Portraits may be composed of words, as well. As Dr Borg Olivier is remembered over this long weekend – and over the coming year, as 2011 marks the centenary of his birth – we should repeatedly ask, first, whether the personal and social memory is animated by myth and, second, whether any myths there may be are friends or enemies of historical truth.

My own hunch is that Dr Borg Olivier has been, in social memory, a victim of his greatest achievement – leading the movement towards independence, a moment that represents such a culmination of national, party and personal history that anything else seems like an anticlimax. One sometimes has to pinch oneself to remember that 1964 fell almost in the middle of Dr Borg Olivier’s prime ministerial career.

Independence, and the run-up negotiations and cat-and-mouse games that preceded it, have so magnetised what we know – or rather what we think – of him, that it is as though a vacuum has been created around other aspects of his political life that a set of commonplaces have rushed in to fill. Many of them, on closer scrutiny, do not seem plausible.

One such commonplace, shared even by some historians, is that he was indecisive and often passive. It is true that it was part of his strategic repertoire to wait and wait, to wear his adversaries down, before taking a decision, but this was because he believed a good proportion of problems would thus either resolve themselves or come to simplify the decision. It is a view that Margaret Thatcher came round to and no one has ever accused her of indecision.

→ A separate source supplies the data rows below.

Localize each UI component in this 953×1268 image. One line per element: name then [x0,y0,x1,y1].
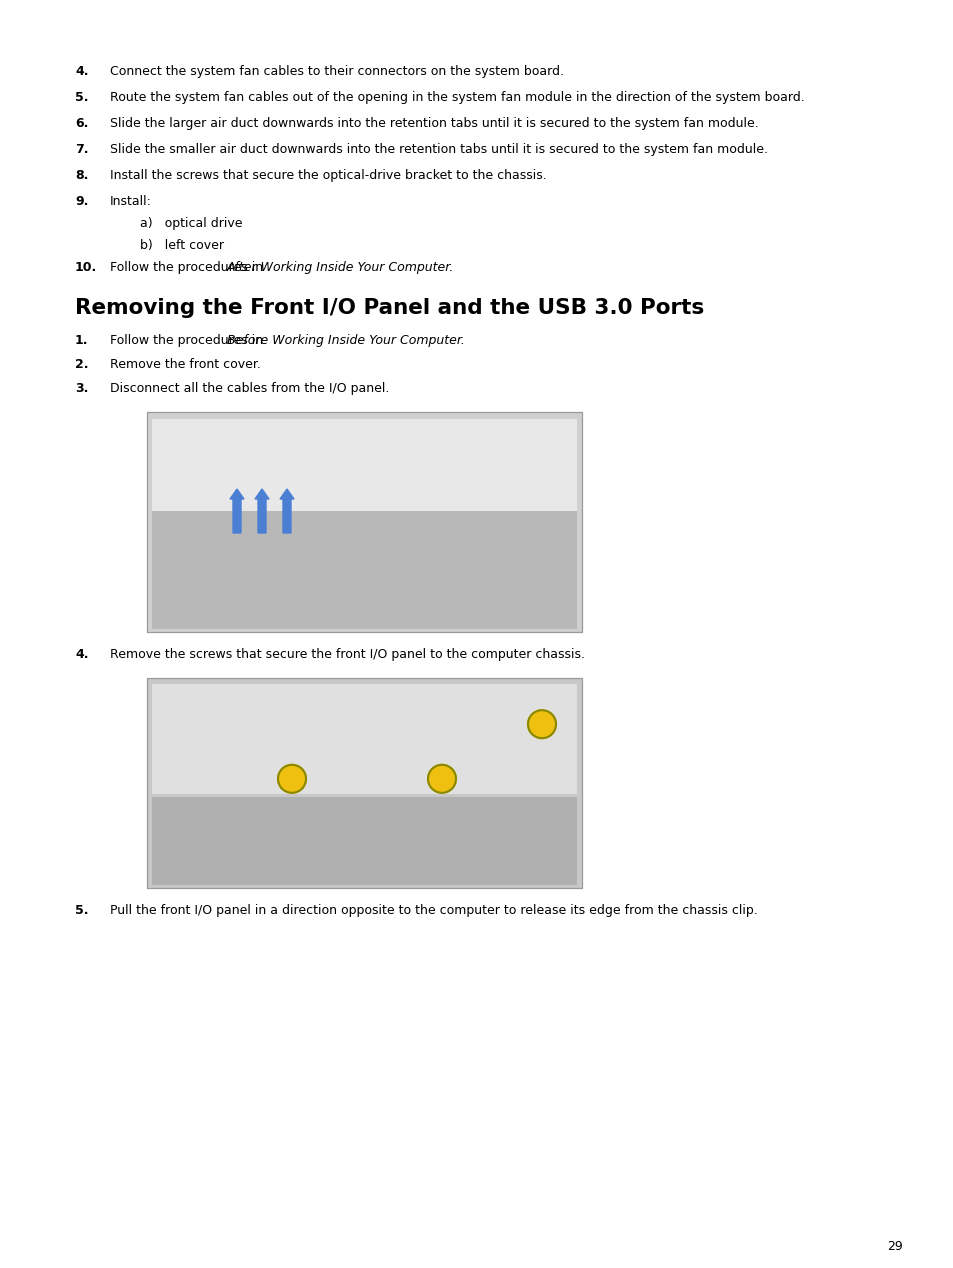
FancyArrow shape [254,489,269,533]
Text: 8.: 8. [75,169,89,183]
Text: 29: 29 [886,1240,902,1253]
Text: 5.: 5. [75,91,89,104]
Text: Connect the system fan cables to their connectors on the system board.: Connect the system fan cables to their c… [110,65,563,79]
Text: Pull the front I/O panel in a direction opposite to the computer to release its : Pull the front I/O panel in a direction … [110,904,757,917]
Bar [147,412,581,631]
Circle shape [277,765,306,792]
Text: After Working Inside Your Computer.: After Working Inside Your Computer. [227,261,454,274]
Text: Route the system fan cables out of the opening in the system fan module in the d: Route the system fan cables out of the o… [110,91,804,104]
Text: Remove the screws that secure the front I/O panel to the computer chassis.: Remove the screws that secure the front … [110,648,584,661]
FancyArrow shape [230,489,244,533]
Text: Removing the Front I/O Panel and the USB 3.0 Ports: Removing the Front I/O Panel and the USB… [75,298,703,318]
Text: Slide the smaller air duct downwards into the retention tabs until it is secured: Slide the smaller air duct downwards int… [110,143,767,156]
Text: 10.: 10. [75,261,97,274]
Text: 9.: 9. [75,195,89,208]
Text: 7.: 7. [75,143,89,156]
Bar [152,685,577,794]
Text: 5.: 5. [75,904,89,917]
Circle shape [527,710,556,738]
FancyArrow shape [280,489,294,533]
Circle shape [428,765,456,792]
Text: Disconnect all the cables from the I/O panel.: Disconnect all the cables from the I/O p… [110,382,389,396]
Text: a)   optical drive: a) optical drive [140,217,242,230]
Text: Follow the procedures in: Follow the procedures in [110,333,267,347]
Text: 2.: 2. [75,358,89,372]
Bar [147,678,581,888]
Text: 3.: 3. [75,382,89,396]
Bar [152,796,577,885]
Text: 6.: 6. [75,117,89,131]
Text: 1.: 1. [75,333,89,347]
Text: Remove the front cover.: Remove the front cover. [110,358,260,372]
Text: b)   left cover: b) left cover [140,238,224,252]
Text: Before Working Inside Your Computer.: Before Working Inside Your Computer. [227,333,464,347]
Text: 4.: 4. [75,648,89,661]
Bar [147,412,581,631]
Text: 4.: 4. [75,65,89,79]
Text: Slide the larger air duct downwards into the retention tabs until it is secured : Slide the larger air duct downwards into… [110,117,758,131]
Bar [152,511,577,629]
Bar [147,678,581,888]
Bar [152,418,577,511]
Text: Install:: Install: [110,195,152,208]
Text: Follow the procedures in: Follow the procedures in [110,261,267,274]
Text: Install the screws that secure the optical-drive bracket to the chassis.: Install the screws that secure the optic… [110,169,546,183]
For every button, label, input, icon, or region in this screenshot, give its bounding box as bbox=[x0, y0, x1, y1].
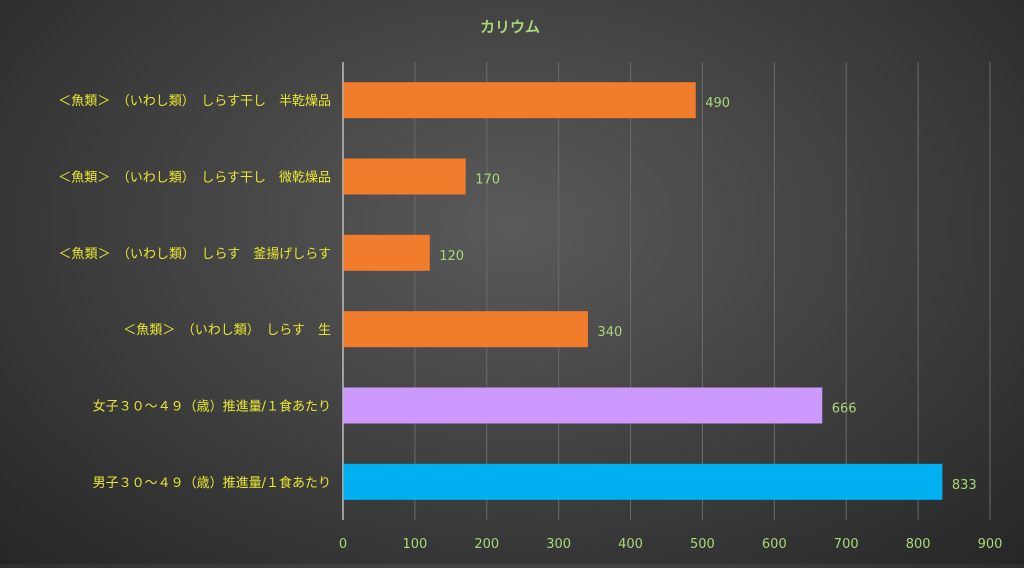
x-tick-label: 600 bbox=[762, 537, 787, 552]
category-label: ＜魚類＞ （いわし類） しらす 釜揚げしらす bbox=[59, 246, 331, 262]
x-tick-label: 0 bbox=[339, 537, 347, 552]
category-label: 女子３０～４９（歳）推進量/１食あたり bbox=[93, 399, 331, 415]
bar bbox=[343, 234, 430, 271]
x-tick-label: 300 bbox=[546, 537, 571, 552]
data-label: 490 bbox=[705, 96, 730, 111]
data-label: 120 bbox=[439, 249, 464, 264]
data-labels: 490 170 120 340 666 833 bbox=[439, 96, 976, 493]
category-label: ＜魚類＞ （いわし類） しらす干し 半乾燥品 bbox=[58, 94, 331, 109]
x-tick-label: 700 bbox=[834, 537, 859, 552]
category-label: 男子３０～４９（歳）推進量/１食あたり bbox=[93, 475, 331, 491]
x-tick-label: 900 bbox=[978, 537, 1003, 552]
bar bbox=[343, 463, 943, 500]
data-label: 666 bbox=[832, 402, 857, 417]
data-label: 833 bbox=[952, 478, 977, 493]
gridlines bbox=[342, 62, 991, 520]
category-label: ＜魚類＞ （いわし類） しらす 生 bbox=[123, 323, 331, 338]
chart-title: カリウム bbox=[480, 18, 540, 36]
x-axis-tick-labels: 0 100 200 300 400 500 600 700 800 900 bbox=[339, 537, 1003, 552]
x-tick-label: 800 bbox=[906, 537, 931, 552]
x-tick-label: 100 bbox=[402, 537, 427, 552]
bar bbox=[343, 387, 823, 424]
data-label: 340 bbox=[597, 325, 622, 340]
bar bbox=[343, 158, 466, 195]
x-tick-label: 200 bbox=[474, 537, 499, 552]
category-labels: ＜魚類＞ （いわし類） しらす干し 半乾燥品 ＜魚類＞ （いわし類） しらす干し … bbox=[58, 94, 331, 491]
data-label: 170 bbox=[475, 173, 500, 188]
x-tick-label: 500 bbox=[690, 537, 715, 552]
bar bbox=[343, 311, 588, 348]
bar bbox=[343, 82, 696, 119]
bars bbox=[343, 82, 943, 500]
x-tick-label: 400 bbox=[618, 537, 643, 552]
category-label: ＜魚類＞ （いわし類） しらす干し 微乾燥品 bbox=[58, 171, 331, 186]
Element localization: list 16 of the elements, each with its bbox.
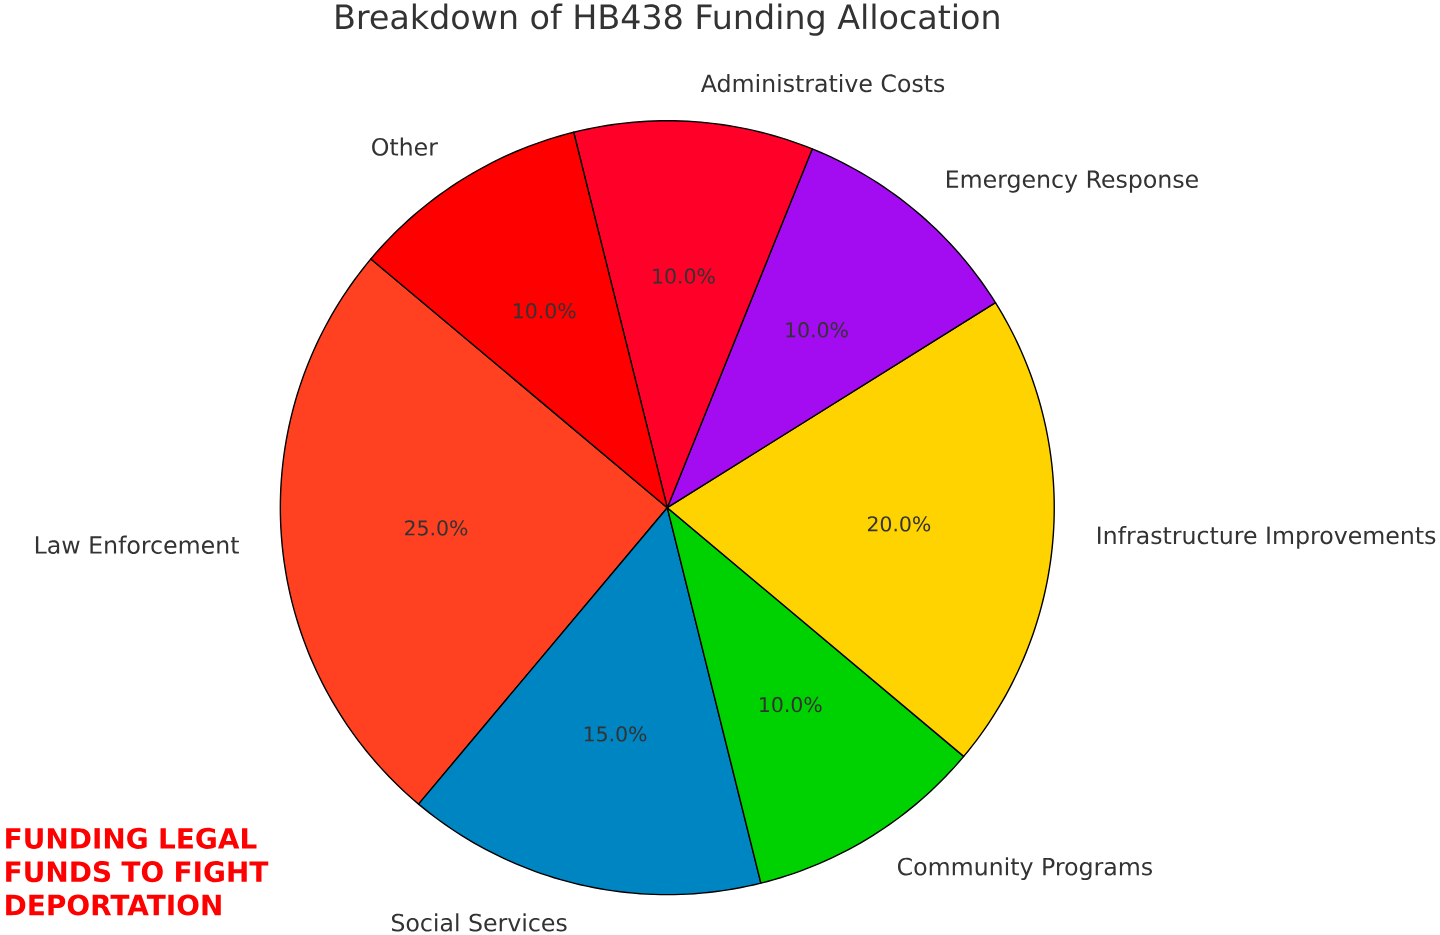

He has often been described as conservative. Yet, he was overheard describing his party as “liberal” to an enquiring foreigner. More importantly, at important moments of his party’s history – such as the 1947 Congress with the Nationalist Party fighting for its survival in the face of, among other things, the breakaway Democratic Action Party – he passionately declared the anti-conservative and social profile of the PN.

As Prime Minister, he insisted at successive UN General Assemblies – this at the height of the decolonisation period – that political independence had to be accompanied by economic independence. And in many of the institutional steps taken during his period – the founding of the Central Bank, the army, the Malta Development Corporation, the tourist industry, the Tal-Qroqq University campus (and abolition of tuition fees) and the Polytechnic, the signing of the association agreement with the EEC – we can see the genesis of some of the fundamental features of the Maltese state today.

Anti-imperialism and a concern for effective social redistribution through economic activity are a mark of 19th-century liberalism, although not so much of Italian liberals. It is one of the fascinating aspects of this enigmatic politician, by nature disinclined to philosophise his beliefs, Italianate by culture and proud to be called Giorgio (never George, not even when writing in English to the Queen), that he may have acquired some of his fundamental instincts from Gladstone.

Possible? Plausible? Let the historians begin.